“Well, if I’m interested in that school, I should just apply… right?” Maybe not. While your chances of admittance to a certain college shouldn’t be the sole factor in deciding where to apply, it can matter. Why? Because applying to a large number of schools may detract from your odds of getting into the schools you truly would want to attend by spreading your attention and resources too thin. If you’re not sure about which schools to apply to, or if you just want to make sure your application has reached the appropriate standards for the schools on your list, then you’ll want to know how to determine your chances of admittance to a certain college.
The first, and most straightforward way you can determine your chances of admittance are through a college’s acceptance rates. Oftentimes, you can find this at the college’s website. You can also get a sense of your odds of admittance through an acceptance rate calculator, which will take information like your current GPA and test scores to give you a sense of where you stand. It’s worth noting though that these calculators are for general purposes and should not be used as an accurate prediction.

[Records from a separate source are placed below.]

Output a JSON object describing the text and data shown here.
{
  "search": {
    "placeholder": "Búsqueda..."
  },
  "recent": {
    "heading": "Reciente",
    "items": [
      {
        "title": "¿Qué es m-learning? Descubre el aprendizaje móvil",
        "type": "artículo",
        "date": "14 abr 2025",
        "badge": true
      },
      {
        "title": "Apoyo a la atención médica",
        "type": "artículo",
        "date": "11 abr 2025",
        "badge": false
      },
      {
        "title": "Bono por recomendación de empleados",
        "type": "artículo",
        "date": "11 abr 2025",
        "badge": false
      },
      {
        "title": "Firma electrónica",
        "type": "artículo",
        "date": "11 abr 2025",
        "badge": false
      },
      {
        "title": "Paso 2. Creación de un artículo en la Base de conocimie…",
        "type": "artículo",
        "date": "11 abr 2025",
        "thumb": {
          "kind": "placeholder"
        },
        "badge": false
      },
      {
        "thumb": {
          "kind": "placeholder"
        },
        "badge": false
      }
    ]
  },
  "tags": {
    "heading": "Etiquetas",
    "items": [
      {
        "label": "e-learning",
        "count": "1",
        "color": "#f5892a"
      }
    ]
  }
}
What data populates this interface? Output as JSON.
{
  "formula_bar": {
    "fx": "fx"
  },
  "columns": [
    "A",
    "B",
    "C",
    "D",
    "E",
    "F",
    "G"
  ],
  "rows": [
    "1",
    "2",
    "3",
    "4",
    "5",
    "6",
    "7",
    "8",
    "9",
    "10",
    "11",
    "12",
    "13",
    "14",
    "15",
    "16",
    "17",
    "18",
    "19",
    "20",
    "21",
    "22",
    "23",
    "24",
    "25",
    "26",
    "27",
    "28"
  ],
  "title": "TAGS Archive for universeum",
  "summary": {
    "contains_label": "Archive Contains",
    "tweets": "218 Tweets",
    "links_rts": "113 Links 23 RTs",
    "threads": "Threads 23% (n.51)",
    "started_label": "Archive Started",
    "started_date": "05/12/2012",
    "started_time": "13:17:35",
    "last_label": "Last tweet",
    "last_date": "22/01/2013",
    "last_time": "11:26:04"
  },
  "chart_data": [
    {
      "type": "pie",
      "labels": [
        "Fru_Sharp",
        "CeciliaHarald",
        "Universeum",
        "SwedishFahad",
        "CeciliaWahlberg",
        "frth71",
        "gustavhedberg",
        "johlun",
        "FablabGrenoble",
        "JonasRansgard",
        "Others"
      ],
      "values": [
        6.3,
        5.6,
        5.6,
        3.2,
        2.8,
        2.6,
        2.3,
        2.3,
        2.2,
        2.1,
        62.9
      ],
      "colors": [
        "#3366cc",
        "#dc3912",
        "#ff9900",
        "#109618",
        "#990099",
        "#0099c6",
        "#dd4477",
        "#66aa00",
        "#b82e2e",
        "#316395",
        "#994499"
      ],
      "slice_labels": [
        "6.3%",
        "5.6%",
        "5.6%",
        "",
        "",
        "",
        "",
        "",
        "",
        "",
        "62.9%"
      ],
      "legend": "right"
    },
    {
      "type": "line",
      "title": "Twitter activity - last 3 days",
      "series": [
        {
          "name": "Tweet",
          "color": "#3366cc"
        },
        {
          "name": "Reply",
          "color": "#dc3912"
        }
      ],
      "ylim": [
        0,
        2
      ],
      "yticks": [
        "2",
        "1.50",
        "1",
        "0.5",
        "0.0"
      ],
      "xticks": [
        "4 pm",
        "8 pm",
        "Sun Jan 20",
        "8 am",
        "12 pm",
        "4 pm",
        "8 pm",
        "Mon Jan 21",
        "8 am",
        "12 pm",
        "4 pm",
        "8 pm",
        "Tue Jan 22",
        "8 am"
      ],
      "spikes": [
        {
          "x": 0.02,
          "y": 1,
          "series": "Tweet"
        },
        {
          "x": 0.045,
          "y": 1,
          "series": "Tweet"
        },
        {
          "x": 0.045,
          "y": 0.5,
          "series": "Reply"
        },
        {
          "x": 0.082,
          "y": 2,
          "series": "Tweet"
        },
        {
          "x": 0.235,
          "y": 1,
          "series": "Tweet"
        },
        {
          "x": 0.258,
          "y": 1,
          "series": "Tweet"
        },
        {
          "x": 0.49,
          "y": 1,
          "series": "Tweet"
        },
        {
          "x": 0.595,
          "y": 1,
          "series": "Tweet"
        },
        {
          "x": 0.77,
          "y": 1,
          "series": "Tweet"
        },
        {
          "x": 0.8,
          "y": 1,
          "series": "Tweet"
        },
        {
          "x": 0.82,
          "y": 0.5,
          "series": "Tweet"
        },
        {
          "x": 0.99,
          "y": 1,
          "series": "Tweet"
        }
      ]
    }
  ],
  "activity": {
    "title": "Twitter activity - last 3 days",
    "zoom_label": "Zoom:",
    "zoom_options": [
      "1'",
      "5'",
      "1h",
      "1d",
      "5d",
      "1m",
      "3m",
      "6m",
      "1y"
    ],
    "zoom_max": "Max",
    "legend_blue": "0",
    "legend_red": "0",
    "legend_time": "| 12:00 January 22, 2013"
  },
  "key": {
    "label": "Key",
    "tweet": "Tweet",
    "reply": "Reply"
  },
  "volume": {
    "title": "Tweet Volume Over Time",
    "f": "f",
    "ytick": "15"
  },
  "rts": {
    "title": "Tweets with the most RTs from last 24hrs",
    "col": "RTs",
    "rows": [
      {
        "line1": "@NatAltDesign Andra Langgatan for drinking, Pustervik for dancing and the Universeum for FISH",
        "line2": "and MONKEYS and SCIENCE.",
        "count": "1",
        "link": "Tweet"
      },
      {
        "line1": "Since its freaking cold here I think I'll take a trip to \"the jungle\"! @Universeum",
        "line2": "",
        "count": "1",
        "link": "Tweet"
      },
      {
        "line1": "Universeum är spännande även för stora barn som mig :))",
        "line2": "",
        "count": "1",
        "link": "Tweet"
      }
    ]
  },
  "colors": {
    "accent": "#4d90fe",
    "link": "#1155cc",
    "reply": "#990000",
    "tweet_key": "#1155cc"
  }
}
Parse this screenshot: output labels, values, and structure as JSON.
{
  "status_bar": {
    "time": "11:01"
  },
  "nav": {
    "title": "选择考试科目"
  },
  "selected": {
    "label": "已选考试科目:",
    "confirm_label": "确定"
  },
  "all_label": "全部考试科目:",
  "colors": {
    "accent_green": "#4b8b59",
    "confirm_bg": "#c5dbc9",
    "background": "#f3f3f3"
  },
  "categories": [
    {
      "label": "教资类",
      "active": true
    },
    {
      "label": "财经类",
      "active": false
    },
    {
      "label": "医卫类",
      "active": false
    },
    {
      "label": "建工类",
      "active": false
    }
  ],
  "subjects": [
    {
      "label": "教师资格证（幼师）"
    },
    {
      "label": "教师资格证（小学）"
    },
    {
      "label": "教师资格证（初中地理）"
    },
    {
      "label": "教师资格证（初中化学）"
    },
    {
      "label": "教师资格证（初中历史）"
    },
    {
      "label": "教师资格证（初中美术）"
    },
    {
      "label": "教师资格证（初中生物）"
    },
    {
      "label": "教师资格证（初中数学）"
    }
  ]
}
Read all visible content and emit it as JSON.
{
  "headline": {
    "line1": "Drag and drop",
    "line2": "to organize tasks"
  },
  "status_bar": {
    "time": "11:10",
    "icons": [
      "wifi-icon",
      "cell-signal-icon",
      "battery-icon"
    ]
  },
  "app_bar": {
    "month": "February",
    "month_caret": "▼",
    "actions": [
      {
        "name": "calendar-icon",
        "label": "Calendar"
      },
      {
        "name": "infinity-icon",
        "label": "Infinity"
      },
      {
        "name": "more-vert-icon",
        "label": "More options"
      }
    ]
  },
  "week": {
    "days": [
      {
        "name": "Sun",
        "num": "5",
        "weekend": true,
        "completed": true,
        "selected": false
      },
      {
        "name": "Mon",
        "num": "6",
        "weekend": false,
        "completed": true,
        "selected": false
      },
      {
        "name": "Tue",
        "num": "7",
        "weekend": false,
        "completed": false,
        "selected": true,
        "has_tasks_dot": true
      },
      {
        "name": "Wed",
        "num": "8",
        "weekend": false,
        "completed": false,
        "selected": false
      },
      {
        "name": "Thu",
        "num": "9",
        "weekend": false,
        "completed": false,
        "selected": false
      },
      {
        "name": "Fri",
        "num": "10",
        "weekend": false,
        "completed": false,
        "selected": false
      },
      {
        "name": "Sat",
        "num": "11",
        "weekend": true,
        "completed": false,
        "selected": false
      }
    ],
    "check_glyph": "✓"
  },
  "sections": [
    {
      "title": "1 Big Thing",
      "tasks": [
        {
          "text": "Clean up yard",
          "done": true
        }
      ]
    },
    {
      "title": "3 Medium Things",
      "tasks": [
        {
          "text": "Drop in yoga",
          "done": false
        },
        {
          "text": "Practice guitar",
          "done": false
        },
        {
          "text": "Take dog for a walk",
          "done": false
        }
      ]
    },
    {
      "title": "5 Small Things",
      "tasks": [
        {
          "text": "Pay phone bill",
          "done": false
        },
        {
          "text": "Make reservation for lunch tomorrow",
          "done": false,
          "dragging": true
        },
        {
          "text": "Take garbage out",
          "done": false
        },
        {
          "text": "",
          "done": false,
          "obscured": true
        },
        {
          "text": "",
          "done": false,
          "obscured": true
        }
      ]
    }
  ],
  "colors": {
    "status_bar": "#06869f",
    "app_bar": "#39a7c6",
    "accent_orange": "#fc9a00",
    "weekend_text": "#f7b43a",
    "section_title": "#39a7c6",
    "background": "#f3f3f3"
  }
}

For a more accurate prediction, you could also look to the information of previously accepted students. While admittance rates change each year from college to college, a particular college’s standards tend to remain relatively steady. Therefore, finding information about a college’s history of admitted students can be helpful when determining your odds. Some schools will list their student body’s average high school grades, standardized test scores, and even occasionally their extracurricular activities. You can use this information to compare and contrast with your own application materials. To find this information, you can call a school, ask a college counselor, or sometimes you can find it with an online search, such as, “Student profile for X college”.
Finally, it’s worth considering your demographics. Some schools, and academic programs within those schools, are more likely to accept students who meet a certain demographic quota for them. For example, if you’re a male student interested in a nursing school, your odds of acceptance increase. Some colleges may be looking to fill certain racial or socio-economic demographics as well, although it can be hard to measure your application against that, and it should not be considered before other factors when determining your chances of admittance.
If you still don’t feel you have a grasp on your chances of admittance to a certain college, a college counselor can help you figure that out. They usually have an insider’s understanding of what a particular college looks for in a student, while remaining impartial to the process. Again, remember that determining your chances of admittance to a college can help you make important choices about where you choose to apply or even visit, which can save you a lot of time and energy in the long run.